Ten Filipino sailors and their merchant vessel, marked MV Nord Bosporus, have been convicted and fined a total of $6 million, as well as another penalty of N1.1 million by a Federal High Court in Lagos.
This came barely four months after their arrest by operatives of the National Drug Law Enforcement Agency (NDLEA) for importing 20 kilogrammes of cocaine from Santos, Brazil into Nigeria through the Apapa seaport in Lagos.
The merchant vessel and its crew members were arrested following the seizure of 20 kilogrammes of cocaine on board the ship by NDLEA officers at the Apapa seaport in Lagos on November 16, 2025.
A four-count criminal charge was subsequently filed against them in suit number FHC/L/1232C/25 at the Federal High Court 2 in Lagos by a team of NDLEA prosecutors led by the agency’s director of Prosecution and Legal Services, Theresa Asuquo.
The vessel and its Filipino sailors, namely: Eugene Quinos Corpuz, Mark Joseph Jardiniano, Alexis Navidad Evarrola, Francis Gerard Niones Carpio, Franz Jude Mayran, Mahinay Junniel Lagura, Mario Ganiban Malvar, Hormachuelos Lordito Guivencan, Joshua Emmanuel Hufanda and Edwin Baltazar Reyes, however, decided to plead guilty and enter a plea bargain agreement.
The spokesperson of the NDLEA, Femi Babafemi, while delivering his ruling on the plea bargain agreement yesterday, the trial judge, Justice Ayokunle Faji, of the Federal High Court 2, Lagos, found MV Nord Bosporus guilty of an offence under Section 25 of the NDLEA Act.
The judge ordered the vessel to pay a penalty of N100,000 for the offence and to pay restitution in the sum of five million, three hundred and fifty thousand US dollars to the Federal Republic of Nigeria.
The three principal officers of the vessel who are the 2nd, 3rd and 4th defendants in the case were also convicted and sentenced to pay the sum of N100,000 each and a restitution of $100,000 each to the Federal Republic of Nigeria, while the 5th to 11th defendants were equally convicted and sentenced to pay N100,000 each in addition to a restitution of $50,000 each.
This brings the total fines payable to the federal government by the vessel and its 10 sailors to $6 million and N1.1 million, respectively.
Reacting to the landmark judgement, the chairman/chief executive officer of NDLEA, Brig-Gen.

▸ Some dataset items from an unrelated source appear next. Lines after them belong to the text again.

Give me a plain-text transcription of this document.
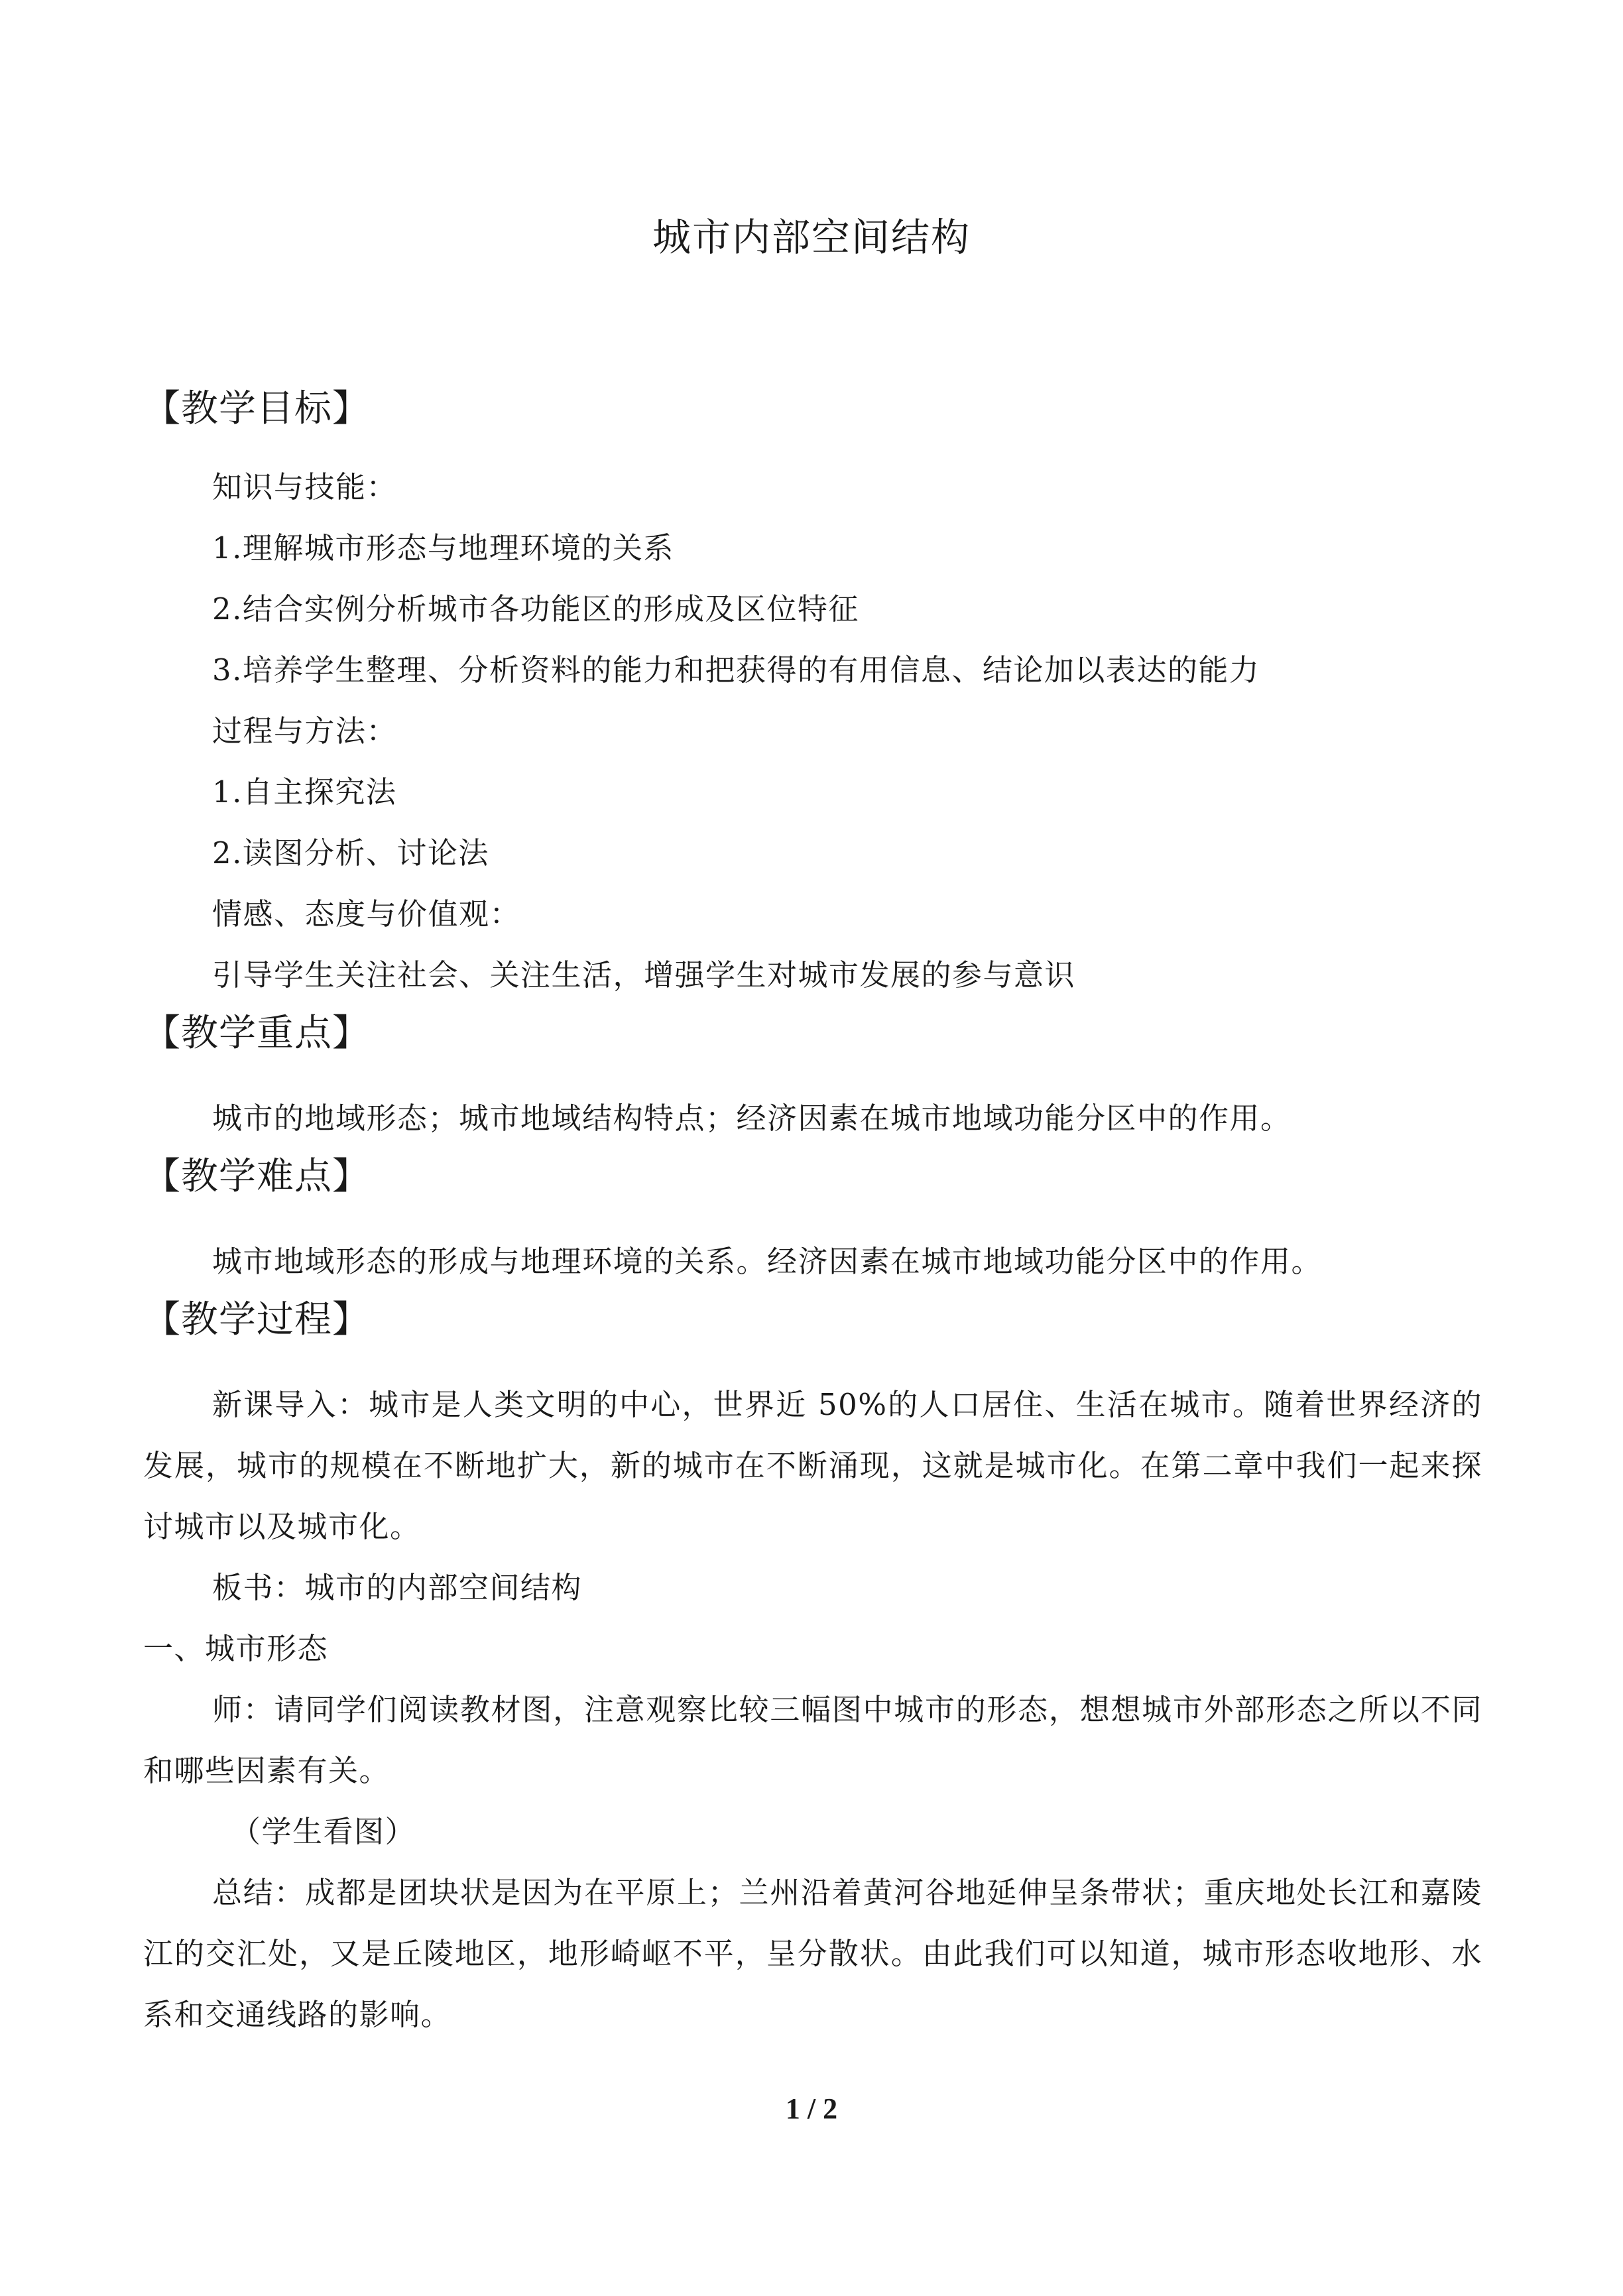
城市内部空间结构
【教学目标】

知识与技能：

1.理解城市形态与地理环境的关系

2.结合实例分析城市各功能区的形成及区位特征

3.培养学生整理、分析资料的能力和把获得的有用信息、结论加以表达的能力

过程与方法：

1.自主探究法

2.读图分析、讨论法

情感、态度与价值观：

引导学生关注社会、关注生活，增强学生对城市发展的参与意识

【教学重点】

城市的地域形态；城市地域结构特点；经济因素在城市地域功能分区中的作用。

【教学难点】

城市地域形态的形成与地理环境的关系。经济因素在城市地域功能分区中的作用。

【教学过程】

新课导入：城市是人类文明的中心，世界近 50%的人口居住、生活在城市。随着世界经济的发展，城市的规模在不断地扩大，新的城市在不断涌现，这就是城市化。在第二章中我们一起来探讨城市以及城市化。

板书：城市的内部空间结构

一、城市形态

师：请同学们阅读教材图，注意观察比较三幅图中城市的形态，想想城市外部形态之所以不同和哪些因素有关。

（学生看图）

总结：成都是团块状是因为在平原上；兰州沿着黄河谷地延伸呈条带状；重庆地处长江和嘉陵江的交汇处，又是丘陵地区，地形崎岖不平，呈分散状。由此我们可以知道，城市形态收地形、水系和交通线路的影响。

1 / 2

Mohamed Marwa (rtd), noted that the conviction of the vessel and its crew members “is a resounding victory for the rule of law and a powerful testament to the renewed vigour of the NDLEA in our mission to rid Nigeria of illicit drugs.”
He added that “the imposition of a $6 million fine equally serves as a stark, expensive lesson to international drug cartels and their local collaborators that Nigeria’s territorial waters are no longer a playground for the illicit narcotics trade.”